Die hohe Teilzeitquote liege vor allem an fehlenden Kinderbetreuungsmöglichkeiten, “und davon kann man mit dem Homeoffice wohl ein bisschen abbauen”, sagt der Ökonom. In Österreich besteht Bedarf an einer deutlichen Ausweitung der Öffnungszeiten, insbesondere im ländlichen Raum. Köppl-Turyna befürwortet einen Rechtsanspruch auf Kinderbetreuung, der in Deutschland seit fast einem Jahrzehnt besteht.

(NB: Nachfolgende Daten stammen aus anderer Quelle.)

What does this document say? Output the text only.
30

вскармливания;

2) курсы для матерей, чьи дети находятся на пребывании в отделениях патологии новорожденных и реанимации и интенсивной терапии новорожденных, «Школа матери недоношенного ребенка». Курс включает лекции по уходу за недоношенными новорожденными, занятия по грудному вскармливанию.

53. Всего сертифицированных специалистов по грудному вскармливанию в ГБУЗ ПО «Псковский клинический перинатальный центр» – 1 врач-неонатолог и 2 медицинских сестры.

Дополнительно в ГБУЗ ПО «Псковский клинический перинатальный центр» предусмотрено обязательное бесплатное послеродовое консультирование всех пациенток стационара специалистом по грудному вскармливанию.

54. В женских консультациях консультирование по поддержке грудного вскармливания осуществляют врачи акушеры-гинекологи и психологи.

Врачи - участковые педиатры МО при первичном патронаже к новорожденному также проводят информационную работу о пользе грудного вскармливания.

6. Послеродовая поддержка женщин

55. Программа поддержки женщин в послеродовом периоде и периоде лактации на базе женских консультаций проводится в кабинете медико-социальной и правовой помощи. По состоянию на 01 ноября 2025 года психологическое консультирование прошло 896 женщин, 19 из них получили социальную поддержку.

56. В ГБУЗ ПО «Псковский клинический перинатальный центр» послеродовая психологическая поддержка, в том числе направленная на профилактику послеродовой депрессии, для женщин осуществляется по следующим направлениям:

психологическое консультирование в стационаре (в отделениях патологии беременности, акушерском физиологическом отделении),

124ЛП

Die Pandemie befeuert die Vereinbarkeitsdebatte

Aus Sicht der von ORF.at befragten Ökonomen können die durch die Pandemie beschleunigten Veränderungen in der Arbeitswelt durchaus auch positive Seiten haben. „Wenn flexiblere Arbeitsmodelle dazu führen, dass sich Frauen in jungen Jahren weniger aus dem Arbeitsmarkt zurückziehen, kann sich das positiv auswirken“, sagt WIFO-Ökonomin Famira-Mühlberger. „Das Thema Vereinbarkeit von Beruf und Familie hat in der Pandemie enorm an Bedeutung gewonnen“, sagt Köppl-Turyna. Es ist völlig normal geworden, dass das Kind während eines Videoanrufs den Raum betritt. Entsprechende Videos eines südkoreanischen Experten oder des neuseeländischen Regierungschefs gingen um die Welt. Zudem hat die CoV-Krise das Thema Kinderbetreuung auf die politische Agenda gebracht.